Bagian Delapan | Bisakah selamanya seperti ini?

Haloooooo i'm back!

Absen sini yang masih setia nungguin Sagara update???

Kalian dari kota mana aja?

Jangan lupa selalu absen jam baca di sini ya!

Jangan lupa follow instagram untuk info-info update selanjutnya :

asriaci13

sheakanaka

sagaramiller

Jamgan lupa juga untuk selalu vote dan komentar ya!

***

Selamat membaca cerita Sagara

Now Playing | Mitski - My Love Mine all Mine

Bagian Delapan | Bisakah Selamanya Seperti Ini?

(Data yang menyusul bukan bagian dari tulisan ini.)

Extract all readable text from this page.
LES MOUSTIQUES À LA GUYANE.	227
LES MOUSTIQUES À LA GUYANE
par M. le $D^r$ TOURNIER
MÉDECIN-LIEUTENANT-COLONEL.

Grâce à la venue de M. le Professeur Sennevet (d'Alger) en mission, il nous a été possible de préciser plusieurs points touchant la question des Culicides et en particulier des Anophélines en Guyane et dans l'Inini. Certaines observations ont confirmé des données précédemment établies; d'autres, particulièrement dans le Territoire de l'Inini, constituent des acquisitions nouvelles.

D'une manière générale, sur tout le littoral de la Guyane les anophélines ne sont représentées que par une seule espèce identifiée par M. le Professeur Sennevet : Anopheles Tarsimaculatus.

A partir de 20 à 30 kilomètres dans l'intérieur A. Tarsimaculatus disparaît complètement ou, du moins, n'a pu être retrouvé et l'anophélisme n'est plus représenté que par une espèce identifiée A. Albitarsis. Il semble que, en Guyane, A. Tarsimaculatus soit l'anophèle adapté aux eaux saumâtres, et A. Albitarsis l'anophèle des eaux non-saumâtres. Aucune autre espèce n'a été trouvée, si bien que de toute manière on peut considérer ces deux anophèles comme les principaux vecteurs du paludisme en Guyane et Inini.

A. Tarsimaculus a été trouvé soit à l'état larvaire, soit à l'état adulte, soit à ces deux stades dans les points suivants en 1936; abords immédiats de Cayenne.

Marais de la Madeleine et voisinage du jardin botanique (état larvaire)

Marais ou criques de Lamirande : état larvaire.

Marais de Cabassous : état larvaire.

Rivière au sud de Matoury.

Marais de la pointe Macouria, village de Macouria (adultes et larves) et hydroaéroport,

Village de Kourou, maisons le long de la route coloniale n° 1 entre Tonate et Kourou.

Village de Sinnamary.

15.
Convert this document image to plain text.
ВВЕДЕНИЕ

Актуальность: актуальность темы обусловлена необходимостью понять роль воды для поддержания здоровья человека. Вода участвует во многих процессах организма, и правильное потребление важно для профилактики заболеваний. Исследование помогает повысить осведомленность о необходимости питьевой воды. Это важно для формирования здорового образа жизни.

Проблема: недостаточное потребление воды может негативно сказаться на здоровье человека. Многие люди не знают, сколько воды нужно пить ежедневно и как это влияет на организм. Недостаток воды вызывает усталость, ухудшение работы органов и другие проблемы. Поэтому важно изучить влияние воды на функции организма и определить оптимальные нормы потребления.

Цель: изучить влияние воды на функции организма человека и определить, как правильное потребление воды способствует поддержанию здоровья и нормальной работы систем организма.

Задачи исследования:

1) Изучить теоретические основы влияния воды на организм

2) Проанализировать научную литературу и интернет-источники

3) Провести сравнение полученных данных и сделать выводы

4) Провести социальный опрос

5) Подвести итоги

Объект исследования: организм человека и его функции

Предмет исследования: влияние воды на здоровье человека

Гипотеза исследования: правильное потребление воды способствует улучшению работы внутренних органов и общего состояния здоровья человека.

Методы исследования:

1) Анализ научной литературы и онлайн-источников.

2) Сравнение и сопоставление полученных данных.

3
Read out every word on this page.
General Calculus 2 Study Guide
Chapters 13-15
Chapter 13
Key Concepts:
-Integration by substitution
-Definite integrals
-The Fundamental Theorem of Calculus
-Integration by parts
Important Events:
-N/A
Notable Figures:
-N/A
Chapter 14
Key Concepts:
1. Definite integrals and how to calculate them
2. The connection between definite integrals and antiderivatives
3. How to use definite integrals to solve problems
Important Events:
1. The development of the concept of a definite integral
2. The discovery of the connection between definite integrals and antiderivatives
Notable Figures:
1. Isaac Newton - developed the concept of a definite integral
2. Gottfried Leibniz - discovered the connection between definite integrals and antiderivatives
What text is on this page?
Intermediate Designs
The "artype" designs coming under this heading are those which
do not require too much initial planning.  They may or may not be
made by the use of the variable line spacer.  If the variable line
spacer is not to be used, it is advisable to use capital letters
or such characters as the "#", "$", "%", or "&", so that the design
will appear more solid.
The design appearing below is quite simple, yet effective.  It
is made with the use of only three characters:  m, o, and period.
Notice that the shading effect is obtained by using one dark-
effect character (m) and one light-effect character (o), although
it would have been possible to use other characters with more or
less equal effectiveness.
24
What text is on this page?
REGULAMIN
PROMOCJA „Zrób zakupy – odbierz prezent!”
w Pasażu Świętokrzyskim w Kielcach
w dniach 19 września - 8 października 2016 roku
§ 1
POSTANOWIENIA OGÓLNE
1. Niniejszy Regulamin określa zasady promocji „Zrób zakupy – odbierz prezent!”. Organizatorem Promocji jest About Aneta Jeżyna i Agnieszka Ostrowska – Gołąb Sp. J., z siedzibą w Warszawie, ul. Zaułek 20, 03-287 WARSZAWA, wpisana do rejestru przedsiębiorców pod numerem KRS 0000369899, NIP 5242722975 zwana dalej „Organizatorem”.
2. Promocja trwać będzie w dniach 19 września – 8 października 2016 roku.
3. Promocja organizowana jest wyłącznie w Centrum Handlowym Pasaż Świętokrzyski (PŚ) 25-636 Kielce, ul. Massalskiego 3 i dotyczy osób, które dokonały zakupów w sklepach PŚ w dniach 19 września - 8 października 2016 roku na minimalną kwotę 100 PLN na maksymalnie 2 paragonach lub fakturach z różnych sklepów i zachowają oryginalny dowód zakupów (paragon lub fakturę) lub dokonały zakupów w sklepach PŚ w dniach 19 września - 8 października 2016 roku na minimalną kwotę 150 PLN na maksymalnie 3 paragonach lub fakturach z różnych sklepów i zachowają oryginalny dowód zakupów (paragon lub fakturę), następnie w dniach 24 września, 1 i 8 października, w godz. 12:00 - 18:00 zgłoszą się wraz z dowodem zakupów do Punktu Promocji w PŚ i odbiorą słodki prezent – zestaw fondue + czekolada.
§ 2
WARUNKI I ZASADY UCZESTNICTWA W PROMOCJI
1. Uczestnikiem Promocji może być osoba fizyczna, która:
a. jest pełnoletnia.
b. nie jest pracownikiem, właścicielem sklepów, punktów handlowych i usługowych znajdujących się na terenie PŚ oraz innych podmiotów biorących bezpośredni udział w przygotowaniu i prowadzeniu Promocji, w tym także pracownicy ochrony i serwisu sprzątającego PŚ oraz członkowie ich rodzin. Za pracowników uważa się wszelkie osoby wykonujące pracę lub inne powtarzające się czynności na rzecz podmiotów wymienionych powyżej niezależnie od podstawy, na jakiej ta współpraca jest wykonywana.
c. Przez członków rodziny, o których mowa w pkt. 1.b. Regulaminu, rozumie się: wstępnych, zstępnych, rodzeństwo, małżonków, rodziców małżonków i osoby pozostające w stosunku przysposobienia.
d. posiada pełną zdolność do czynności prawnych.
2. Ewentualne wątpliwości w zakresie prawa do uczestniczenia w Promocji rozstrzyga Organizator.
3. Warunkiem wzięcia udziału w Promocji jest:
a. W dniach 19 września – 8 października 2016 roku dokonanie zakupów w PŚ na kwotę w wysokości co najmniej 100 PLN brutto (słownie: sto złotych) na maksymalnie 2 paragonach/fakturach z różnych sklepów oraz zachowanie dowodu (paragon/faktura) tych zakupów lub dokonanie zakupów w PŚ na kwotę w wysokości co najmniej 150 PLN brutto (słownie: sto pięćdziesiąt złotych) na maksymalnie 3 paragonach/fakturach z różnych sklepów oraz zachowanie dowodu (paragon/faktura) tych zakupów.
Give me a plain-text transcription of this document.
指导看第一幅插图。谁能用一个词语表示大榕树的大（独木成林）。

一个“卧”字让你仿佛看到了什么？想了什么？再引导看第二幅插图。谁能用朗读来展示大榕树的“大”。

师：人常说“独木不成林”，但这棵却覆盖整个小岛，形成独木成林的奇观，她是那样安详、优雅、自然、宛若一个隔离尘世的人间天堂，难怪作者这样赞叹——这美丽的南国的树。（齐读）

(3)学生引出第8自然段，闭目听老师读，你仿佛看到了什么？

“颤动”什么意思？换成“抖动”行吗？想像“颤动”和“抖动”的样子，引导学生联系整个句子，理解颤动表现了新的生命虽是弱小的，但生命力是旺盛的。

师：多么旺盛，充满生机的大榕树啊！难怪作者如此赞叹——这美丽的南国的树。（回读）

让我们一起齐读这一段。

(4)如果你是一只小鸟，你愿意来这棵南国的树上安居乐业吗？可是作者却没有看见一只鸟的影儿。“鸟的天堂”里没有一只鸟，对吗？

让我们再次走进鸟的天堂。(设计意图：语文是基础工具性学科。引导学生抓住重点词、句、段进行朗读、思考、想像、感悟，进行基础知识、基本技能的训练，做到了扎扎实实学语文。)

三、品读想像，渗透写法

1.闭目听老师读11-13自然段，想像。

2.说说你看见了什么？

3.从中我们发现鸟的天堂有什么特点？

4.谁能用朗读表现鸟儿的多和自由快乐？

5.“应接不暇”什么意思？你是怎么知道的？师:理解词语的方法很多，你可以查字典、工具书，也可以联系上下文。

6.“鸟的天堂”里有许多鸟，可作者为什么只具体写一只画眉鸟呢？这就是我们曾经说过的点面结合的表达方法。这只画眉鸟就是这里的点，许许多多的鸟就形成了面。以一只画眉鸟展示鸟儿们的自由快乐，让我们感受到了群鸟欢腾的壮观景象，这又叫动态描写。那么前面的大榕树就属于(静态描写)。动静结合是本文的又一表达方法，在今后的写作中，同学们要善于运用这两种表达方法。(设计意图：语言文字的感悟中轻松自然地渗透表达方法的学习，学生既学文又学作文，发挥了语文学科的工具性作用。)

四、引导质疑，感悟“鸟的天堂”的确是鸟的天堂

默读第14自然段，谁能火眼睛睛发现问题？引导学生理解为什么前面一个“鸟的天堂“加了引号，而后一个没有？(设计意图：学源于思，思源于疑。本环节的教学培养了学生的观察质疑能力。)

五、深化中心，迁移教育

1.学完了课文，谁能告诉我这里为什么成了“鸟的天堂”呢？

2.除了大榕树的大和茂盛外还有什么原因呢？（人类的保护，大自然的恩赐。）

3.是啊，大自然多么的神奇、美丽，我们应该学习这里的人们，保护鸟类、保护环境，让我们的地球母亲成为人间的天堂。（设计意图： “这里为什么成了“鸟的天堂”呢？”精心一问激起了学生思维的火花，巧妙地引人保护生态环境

Jika aku bisa mengehentikan waktu, aku akan menghentikannya disaat kita menginjak usia 18, karena setelah usia itu kita harus tau hidup kita akan dibawa ke mana, kita harus memutuskan sesuatu hal yang mempengaruhi kehidupan kita selanjutnya. Karena menjadi dan dipaksa dewasa itu menyebalkan.

***

"Is Sagara your ideal type for a partner? I mean boyfriend not bussines?"

Shea menginginkan jawaban ya atau tidak, bukan hanya senyuman manis ambigu yang diberikan Alicia. Apalagi setelah Shea mendengar Nenek dan Ayahnya Sagara yang sepertinya mereka lebih mendukung jika cucu dan anak mereka berakhir bersama Alicia bukan dengannya.

Belum saja Shea mengajukan pertanyaan lainnya, Sagara sudah kembali dan merangkulnya.

"Gimana? Yang kamu butuhin udah?" tanyanya pada Shea, tatapan mata Sagara yang lembut membuat Shea menyadari bahwa dia seharusnya tidak khawatir.

Setidaknya untuk saat ini, Sagara masih mencintainya. Seharusnya, sampai nanti pun seperti itu, kan?

Shea mengangguk, "Udah kok."

"Bagus deh," ujar Sagara, "thanks ya Lice."

"Gue gak bantu apa-apa," jawab Alicia, "cuman jawab yang cewek lo tanyain aja."

"Tetep aja, jawaban lo mungkin berguna buat Shea."

Alicia mengangguk, "Gue pamit balik ya Gar, Sye. See you next time ya Sye, and for you." Alicia menatap ke arah Sagara, "Besok-besok lebih serius lagi ya kerjanya."

Shea mengangguk, dia juga melambaikan tangannya ke arah Alicia yang pamit terlebih dahulu untuk pulang.

Padahal, masih ada satu pertanyaan yang belum gadis itu jawab.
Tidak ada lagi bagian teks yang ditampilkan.